O matemático britânico, da Universidade de Oxford, defende com argumentos sólidos a possibilidade de coexistência entre o conhecimento científico e a religião em “Porque a Ciência Não Consegue Enterrar Deus”.O objectivo do livro é fornecer um amparo fortemente fundamentado para os cientistas, ou qualquer leitor, que sintam necessidade de debater a favor da sua crença.
Para o autor, alguns ateus têm um “fervor religioso” tão grande, que chegam a perseguir homens da ciência que possuem algum tipo de fé. Em casos extremos, diz, eles não conseguem nem aceitar que pessoas com uma crença possam ser inteligentes e construir conhecimentos com base na realidade.
Ao longo dos capítulos, o autor usa linguagem simples e citações de outros autores para mostrar que as descobertas feitas pelo homem não excluem a existência de Deus. Lennox também expõe o que considera as fraquezas da ciência e revela que a maior parte das respostas que ela oferece são especulações teóricas que precisam da fé da comunidade científica para existir. Ele ainda ressalta momentos em que os académicos precisaram de se desmentir e até voltar atrás com as suas afirmações.
Entre os temas discutidos estão o embate entre as cosmovisões, a organização da natureza e do universo, a complexidade da biosfera, a origem da vida e do código genético e a proximidade com a religião mantida por grandes cientistas como Francis Bacon, Galileu Galilei, Isaac Newton e Clerk Maxwell.
Leia o trecho inicial do capítulo “Deus – Uma Hipótese Desnecessária?”.
Deus – Uma Hipótese Desnecessária?
A ciência tem alcançado êxito impressionante na investigação do Universo físico e na elucidação de como ele funciona. A pesquisa científica também levou à erradicação de muitas doenças horríveis e deu-nos esperanças de eliminar muitas outras. E a investigação científica alcançou outro efeito numa direcção completamente diferente: ela serviu para libertar muita gente de medos supersticiosos. Por exemplo, ninguém precisa mais de pensar que um eclipse da Lua é causado por algum demónio assustador, que necessita ser apaziguado. Por tudo isso e por inúmeras outras coisas devemos ser muito gratos.
Porém, em algumas áreas, o próprio sucesso da ciência tem também conduzido à ideia de que, por conseguirmos entender os mecanismos do Universo sem apelar para Deus, podemos concluir com segurança que nunca houve nenhum Deus que projectou e criou este Universo.

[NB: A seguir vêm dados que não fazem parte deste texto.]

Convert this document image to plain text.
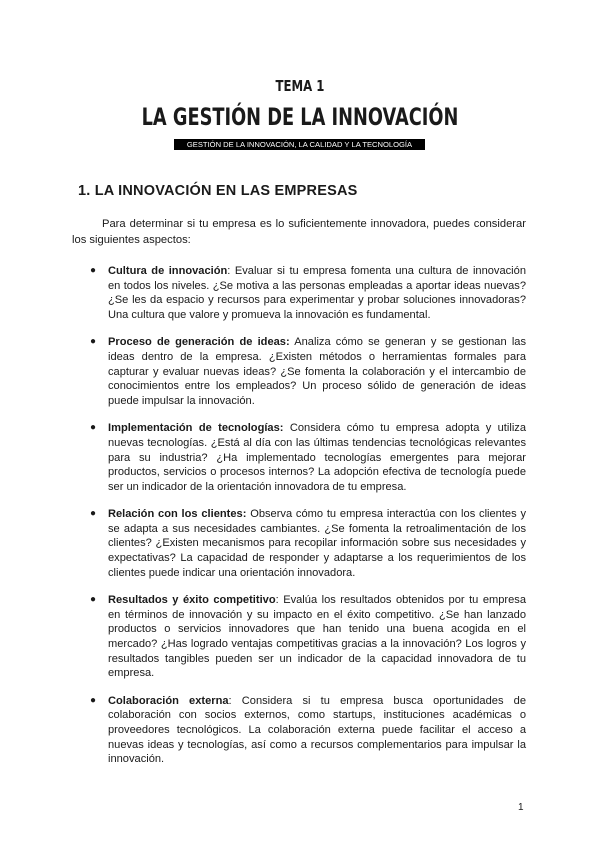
TEMA 1
LA GESTIÓN DE LA INNOVACIÓN
GESTIÓN DE LA INNOVACIÓN, LA CALIDAD Y LA TECNOLOGÍA
1. LA INNOVACIÓN EN LAS EMPRESAS

Para determinar si tu empresa es lo suficientemente innovadora, puedes considerar los siguientes aspectos:

● Cultura de innovación: Evaluar si tu empresa fomenta una cultura de innovación en todos los niveles. ¿Se motiva a las personas empleadas a aportar ideas nuevas? ¿Se les da espacio y recursos para experimentar y probar soluciones innovadoras? Una cultura que valore y promueva la innovación es fundamental.
● Proceso de generación de ideas: Analiza cómo se generan y se gestionan las ideas dentro de la empresa. ¿Existen métodos o herramientas formales para capturar y evaluar nuevas ideas? ¿Se fomenta la colaboración y el intercambio de conocimientos entre los empleados? Un proceso sólido de generación de ideas puede impulsar la innovación.
● Implementación de tecnologías: Considera cómo tu empresa adopta y utiliza nuevas tecnologías. ¿Está al día con las últimas tendencias tecnológicas relevantes para su industria? ¿Ha implementado tecnologías emergentes para mejorar productos, servicios o procesos internos? La adopción efectiva de tecnología puede ser un indicador de la orientación innovadora de tu empresa.
● Relación con los clientes: Observa cómo tu empresa interactúa con los clientes y se adapta a sus necesidades cambiantes. ¿Se fomenta la retroalimentación de los clientes? ¿Existen mecanismos para recopilar información sobre sus necesidades y expectativas? La capacidad de responder y adaptarse a los requerimientos de los clientes puede indicar una orientación innovadora.
● Resultados y éxito competitivo: Evalúa los resultados obtenidos por tu empresa en términos de innovación y su impacto en el éxito competitivo. ¿Se han lanzado productos o servicios innovadores que han tenido una buena acogida en el mercado? ¿Has logrado ventajas competitivas gracias a la innovación? Los logros y resultados tangibles pueden ser un indicador de la capacidad innovadora de tu empresa.
● Colaboración externa: Considera si tu empresa busca oportunidades de colaboración con socios externos, como startups, instituciones académicas o proveedores tecnológicos. La colaboración externa puede facilitar el acceso a nuevas ideas y tecnologías, así como a recursos complementarios para impulsar la innovación.
1
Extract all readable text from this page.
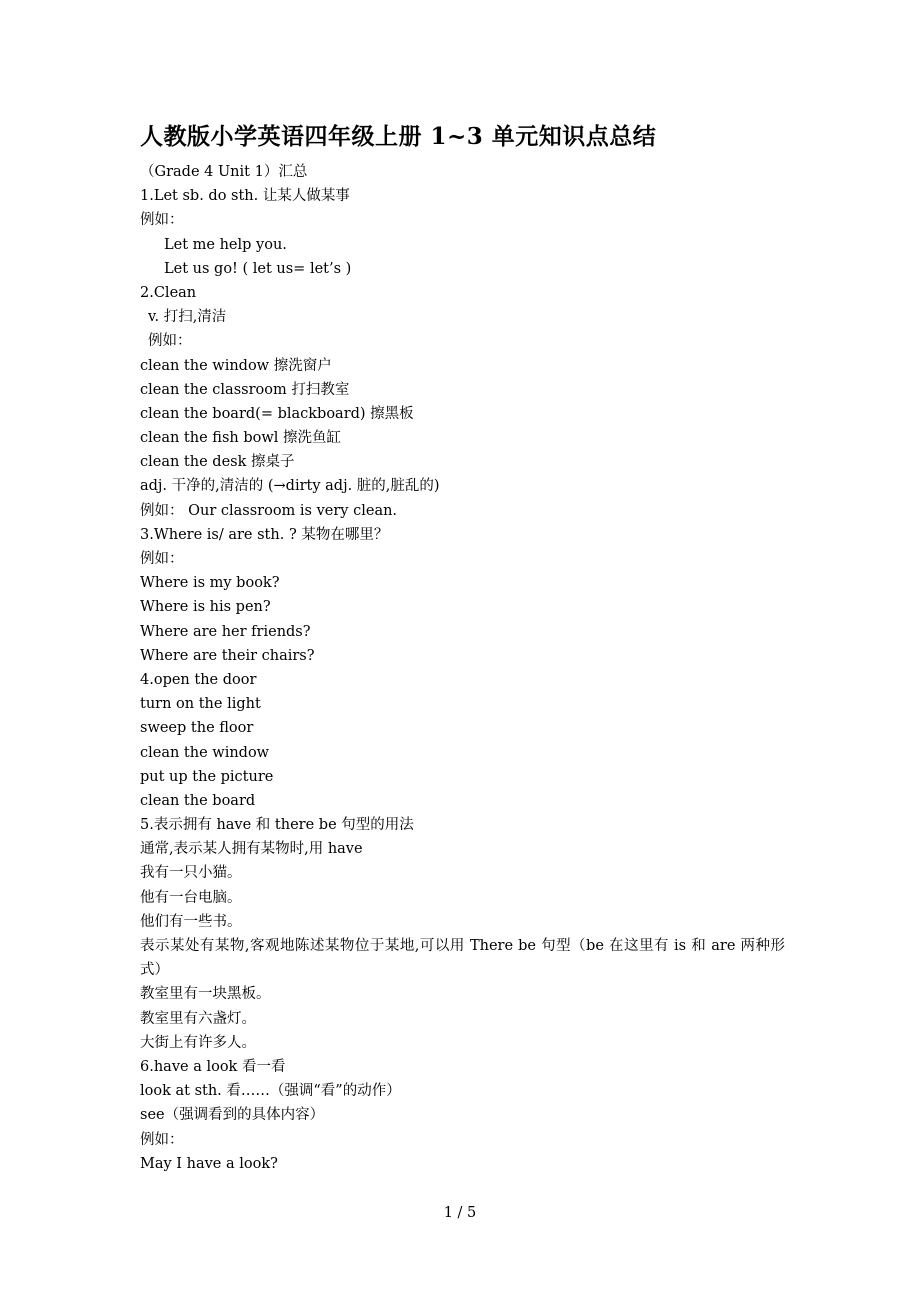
人教版小学英语四年级上册 1~3 单元知识点总结
（Grade 4 Unit 1）汇总
1.Let sb. do sth. 让某人做某事
例如：
Let me help you.
Let us go! ( let us= let’s )
2.Clean
v. 打扫,清洁
例如：
clean the window 擦洗窗户
clean the classroom 打扫教室
clean the board(= blackboard) 擦黑板
clean the fish bowl 擦洗鱼缸
clean the desk 擦桌子
adj. 干净的,清洁的 (→dirty adj. 脏的,脏乱的)
例如： Our classroom is very clean.
3.Where is/ are sth. ? 某物在哪里？
例如：
Where is my book?
Where is his pen?
Where are her friends?
Where are their chairs?
4.open the door
turn on the light
sweep the floor
clean the window
put up the picture
clean the board
5.表示拥有 have 和 there be 句型的用法
通常,表示某人拥有某物时,用 have
我有一只小猫。
他有一台电脑。
他们有一些书。
表示某处有某物,客观地陈述某物位于某地,可以用 There be 句型（be 在这里有 is 和 are 两种形式）
教室里有一块黑板。
教室里有六盏灯。
大街上有许多人。
6.have a look 看一看
look at sth. 看……（强调“看”的动作）
see（强调看到的具体内容）
例如：
May I have a look?
1 / 5
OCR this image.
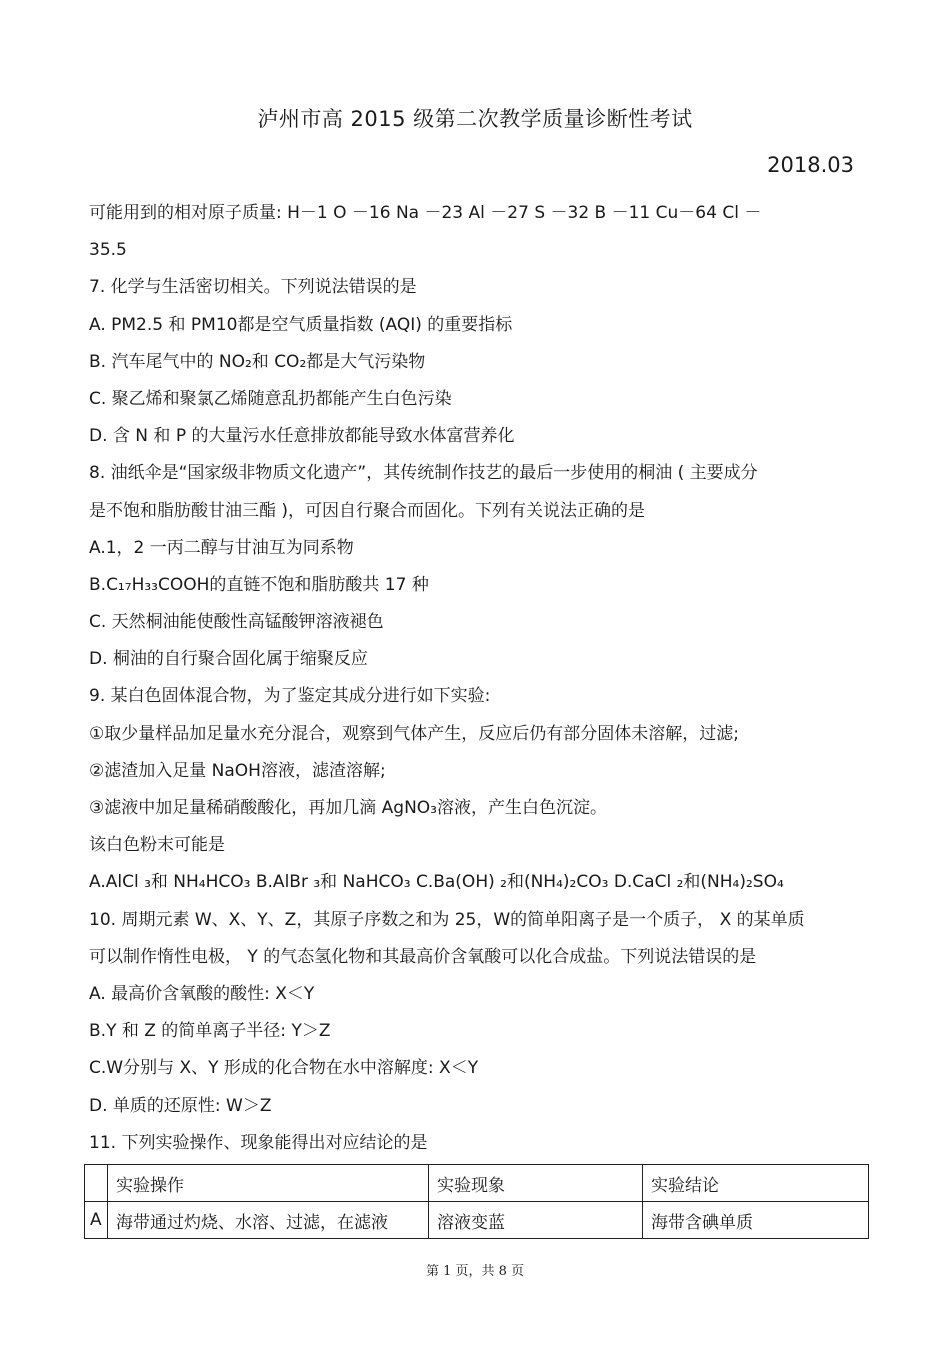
泸州市高 2015 级第二次教学质量诊断性考试
2018.03
可能用到的相对原子质量: H－1 O －16 Na －23 Al －27 S －32 B －11 Cu－64 Cl －
35.5
7. 化学与生活密切相关。下列说法错误的是
A. PM2.5 和 PM10都是空气质量指数 (AQI) 的重要指标
B. 汽车尾气中的 NO₂和 CO₂都是大气污染物
C. 聚乙烯和聚氯乙烯随意乱扔都能产生白色污染
D. 含 N 和 P 的大量污水任意排放都能导致水体富营养化
8. 油纸伞是“国家级非物质文化遗产”，其传统制作技艺的最后一步使用的桐油 ( 主要成分
是不饱和脂肪酸甘油三酯 )，可因自行聚合而固化。下列有关说法正确的是
A.1，2 一丙二醇与甘油互为同系物
B.C₁₇H₃₃COOH的直链不饱和脂肪酸共 17 种
C. 天然桐油能使酸性高锰酸钾溶液褪色
D. 桐油的自行聚合固化属于缩聚反应
9. 某白色固体混合物，为了鉴定其成分进行如下实验:
①取少量样品加足量水充分混合，观察到气体产生，反应后仍有部分固体未溶解，过滤;
②滤渣加入足量 NaOH溶液，滤渣溶解;
③滤液中加足量稀硝酸酸化，再加几滴 AgNO₃溶液，产生白色沉淀。
该白色粉末可能是
A.AlCl ₃和 NH₄HCO₃ B.AlBr ₃和 NaHCO₃ C.Ba(OH) ₂和(NH₄)₂CO₃ D.CaCl ₂和(NH₄)₂SO₄
10. 周期元素 W、X、Y、Z，其原子序数之和为 25，W的简单阳离子是一个质子， X 的某单质
可以制作惰性电极， Y 的气态氢化物和其最高价含氧酸可以化合成盐。下列说法错误的是
A. 最高价含氧酸的酸性: X＜Y
B.Y 和 Z 的简单离子半径: Y＞Z
C.W分别与 X、Y 形成的化合物在水中溶解度: X＜Y
D. 单质的还原性: W＞Z
11. 下列实验操作、现象能得出对应结论的是
	实验操作	实验现象	实验结论
A	海带通过灼烧、水溶、过滤，在滤液	溶液变蓝	海带含碘单质
第 1 页，共 8 页
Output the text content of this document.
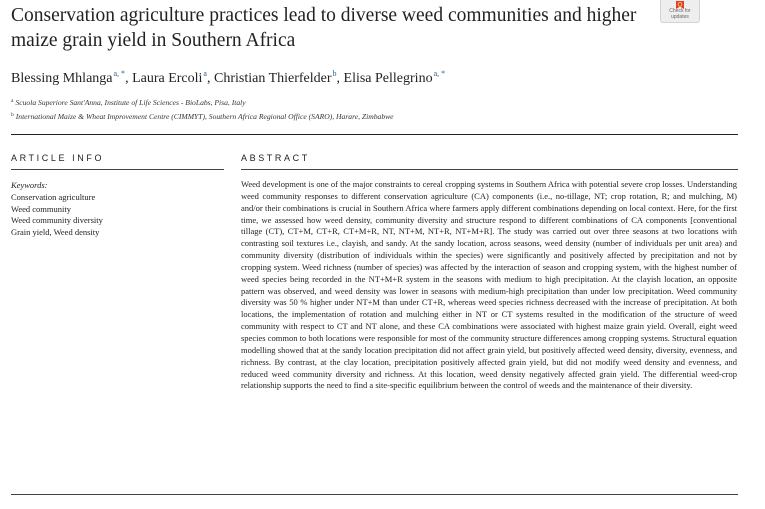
Conservation agriculture practices lead to diverse weed communities and higher maize grain yield in Southern Africa
Check for
updates
Blessing Mhlanga$^{a, *}$, Laura Ercoli$^a$, Christian Thierfelder$^b$, Elisa Pellegrino$^{a, *}$
$^a$ Scuola Superiore Sant'Anna, Institute of Life Sciences - BioLabs, Pisa, Italy
$^b$ International Maize & Wheat Improvement Centre (CIMMYT), Southern Africa Regional Office (SARO), Harare, Zimbabwe
ARTICLE INFO	ABSTRACT
Keywords:
Conservation agriculture
Weed community
Weed community diversity
Grain yield, Weed density
Weed development is one of the major constraints to cereal cropping systems in Southern Africa with potential severe crop losses. Understanding weed community responses to different conservation agriculture (CA) components (i.e., no-tillage, NT; crop rotation, R; and mulching, M) and/or their combinations is crucial in Southern Africa where farmers apply different combinations depending on local context. Here, for the first time, we assessed how weed density, community diversity and structure respond to different combinations of CA components [conventional tillage (CT), CT+M, CT+R, CT+M+R, NT, NT+M, NT+R, NT+M+R]. The study was carried out over three seasons at two locations with contrasting soil textures i.e., clayish, and sandy. At the sandy location, across seasons, weed density (number of individuals per unit area) and community diversity (distribution of individuals within the species) were significantly and positively affected by precipitation and not by cropping system. Weed richness (number of species) was affected by the interaction of season and cropping system, with the highest number of weed species being recorded in the NT+M+R system in the seasons with medium to high precipitation. At the clayish location, an opposite pattern was observed, and weed density was lower in seasons with medium-high precipitation than under low precipitation. Weed community diversity was 50 % higher under NT+M than under CT+R, whereas weed species richness decreased with the increase of precipitation. At both locations, the implementation of rotation and mulching either in NT or CT systems resulted in the modification of the structure of weed community with respect to CT and NT alone, and these CA combinations were associated with highest maize grain yield. Overall, eight weed species common to both locations were responsible for most of the community structure differences among cropping systems. Structural equation modelling showed that at the sandy location precipitation did not affect grain yield, but positively affected weed density, diversity, evenness, and richness. By contrast, at the clay location, precipitation positively affected grain yield, but did not modify weed density and evenness, and reduced weed community diversity and richness. At this location, weed density negatively affected grain yield. The differential weed-crop relationship supports the need to find a site-specific equilibrium between the control of weeds and the maintenance of their diversity.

Todavia, esse raciocínio segue uma falácia lógica comum, que podemos ilustrar como se segue.
Tomemos um carro motorizado Ford. É concebível que alguém de uma parte remota do mundo que o visse pela primeira vez e nada soubesse sobre a engenharia moderna pudesse imaginar que existe deus (o sr. Ford) dentro da máquina, fazendo-a funcionar. Essa pessoa também poderia imaginar que quando o motor funcionava suavemente o sr. Ford gostava dela, e que quando ele se recusava funcionar era porque o sr. Ford não gostava dela. É óbvio que, se em seguida a pessoa passasse a estudar engenharia e desmontasse o motor, descobriria que não existe nenhum sr. Ford dentro dele. Tão-pouco se exigiria muita inteligência da parte dela para ver que não é necessário introduzir o sr. Ford na explicação de funcionamento do motor. A sua compreensão dos princípios impessoais da combustão interna seria mais que suficiente para explicar como o motor funciona. Até aqui, tudo bem. Mas se a pessoa então decidisse que o seu entendimento dos princípios do funcionamento do motor tornavam impossível a sua crença na existência de um sr. Ford, que foi quem de facto projectou a máquina, isso seria evidentemente falso – na terminologia filosófica ela estaria a cometer um erro de categoria. Se nunca houvesse existido um sr. Ford para projectar os mecanismos, nenhum mecanismo existiria para que a pessoa entendesse.